A spokesperson for Microsoft said that both companies are committing money as well people to the deal. Also, a preview product is expected to be available in fall 2014 and general availability is slated for sometime in the following year. Neither Microsoft nor Salesforce had further comment.

Salesforce's outgoing CEO Marc Benioff, as media-savvy as they come in the tech business, has built a reputation as an upstart willing to challenge the big software companies that populated the terrain -- Microsoft being a chief target.

In a January interview, Benioff didn't have much nice to say about Microsoft: "They're a follower, not a leader. They continue just to follow." He said in the same piece that Microsoft has failed to evolve and needed to "push the reset button on vision. The whole concept of Windows everywhere was a really interesting mantra 20 years ago, but it doesn't work today, and it's led them down some very dark paths to products that are not any good."

On another occasion, Benioff dismissed the potential of Microsoft's Azure cloud computing platform, quipping that Microsoft has tablets and mobile phones, too. "They have a lot of them somewhere in a warehouse...but they've lost their relevancy," he said. "Windows 8 is coming and it's a big 'who cares?'"
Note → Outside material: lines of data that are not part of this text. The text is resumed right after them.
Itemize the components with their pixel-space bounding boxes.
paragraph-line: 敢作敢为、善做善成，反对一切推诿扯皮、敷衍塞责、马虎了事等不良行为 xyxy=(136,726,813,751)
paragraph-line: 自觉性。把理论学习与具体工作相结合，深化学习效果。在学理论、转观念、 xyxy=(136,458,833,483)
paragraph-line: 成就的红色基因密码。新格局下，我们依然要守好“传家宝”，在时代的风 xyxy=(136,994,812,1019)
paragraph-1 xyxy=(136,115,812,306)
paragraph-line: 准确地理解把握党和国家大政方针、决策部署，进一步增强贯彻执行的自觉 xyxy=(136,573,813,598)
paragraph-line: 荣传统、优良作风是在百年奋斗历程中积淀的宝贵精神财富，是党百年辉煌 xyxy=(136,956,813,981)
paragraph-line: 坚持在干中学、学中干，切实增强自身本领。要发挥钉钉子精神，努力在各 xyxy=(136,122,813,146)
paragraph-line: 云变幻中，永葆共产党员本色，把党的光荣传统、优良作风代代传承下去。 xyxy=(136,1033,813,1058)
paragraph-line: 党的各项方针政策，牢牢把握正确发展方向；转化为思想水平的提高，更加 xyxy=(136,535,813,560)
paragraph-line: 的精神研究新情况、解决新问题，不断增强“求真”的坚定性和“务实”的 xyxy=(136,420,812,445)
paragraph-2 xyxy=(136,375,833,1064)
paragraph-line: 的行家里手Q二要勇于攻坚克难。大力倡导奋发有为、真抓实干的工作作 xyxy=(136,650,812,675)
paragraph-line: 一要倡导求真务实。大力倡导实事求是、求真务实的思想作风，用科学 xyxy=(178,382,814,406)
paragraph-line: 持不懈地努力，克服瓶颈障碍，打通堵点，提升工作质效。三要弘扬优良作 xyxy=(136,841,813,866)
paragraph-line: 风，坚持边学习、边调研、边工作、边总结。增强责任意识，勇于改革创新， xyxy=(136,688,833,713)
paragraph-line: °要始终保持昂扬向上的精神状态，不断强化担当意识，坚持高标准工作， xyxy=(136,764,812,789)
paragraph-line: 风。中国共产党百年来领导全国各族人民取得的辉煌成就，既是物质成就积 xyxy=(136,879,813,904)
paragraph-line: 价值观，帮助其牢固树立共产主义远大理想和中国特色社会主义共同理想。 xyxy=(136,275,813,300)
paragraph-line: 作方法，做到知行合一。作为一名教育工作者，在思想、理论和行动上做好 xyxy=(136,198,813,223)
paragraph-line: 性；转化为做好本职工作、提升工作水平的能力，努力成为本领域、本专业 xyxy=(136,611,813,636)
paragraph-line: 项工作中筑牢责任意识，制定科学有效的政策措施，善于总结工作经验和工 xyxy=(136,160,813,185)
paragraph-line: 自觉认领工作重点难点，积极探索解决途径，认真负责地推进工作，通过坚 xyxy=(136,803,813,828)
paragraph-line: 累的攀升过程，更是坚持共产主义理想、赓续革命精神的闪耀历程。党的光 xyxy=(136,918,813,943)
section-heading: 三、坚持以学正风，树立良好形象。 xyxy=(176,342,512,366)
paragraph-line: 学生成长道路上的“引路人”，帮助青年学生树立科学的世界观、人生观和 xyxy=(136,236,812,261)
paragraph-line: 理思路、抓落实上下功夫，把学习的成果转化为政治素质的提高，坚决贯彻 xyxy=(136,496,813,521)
But as he sat across from Microsoft CEO Satya Nadella to announce their collaboration on a conference call, Benioff offered a very different appraisal:

"I really believe that relationships are eternal. And it's the technology itself that is temporal. I started working with with Microsoft in the mid-1980s and our relationship of course as changed and evolved as the technology has evolved and changed over decades. Today we're announcing a very important interchange between our technologies. First and foremost when we acquired ExactTarget (marketing cloud), we acquired a stronger relationship with Microsoft. That changed. And when Satya became became the CEO of Microsoft. That gave us the opportunity for us to have an stronger relationship with Microsoft. And that changed...I couldn't be happier. I've always wanted to have a closer relationship with Microsoft and now we do."

Nadella, just the third CEO in Microsoft's history, has been exceptionally active during his first 100 days. In fact, a newly-issued report from Forrester described him as "a change agent" who is is fast putting Microsoft on a different path. Before the hookup with Salesforce, Microsoft made news by announced a native Office app for Apple's iPad. At the same time, Nadella sketched out his plans to help developers work on a "multi-platform Office" that's no longer shackled to Windows.

But there still remain questions about how Microsoft can sign up more customers for Windows 8 within enterprises. The same goes for its cloud computing offerings. For what it's worth, Benioff cooed about the work Microsoft is doing in Azure, noting that "it's something we're starting to use more of at Salesforce...Microsoft is doing more of the right things to encourage its customers to move to the cloud."

Other details released today included the following:

  • A preview of Salesforce1 for Windows and Windows Phone 8.1. will be available this 2014 with full availability in 2015.
  • Salesforce for Office 365 interoperability that lets users "access, share, edit and collaborate on Office content from within Salesforce and on Salesforce1 using Office Mobile, Office for iPad and Office 365."
  • Salesforce will develop an app for Outlook Integration that connects Salesforce data to Excel and Microsoft's Power BI for Office 365.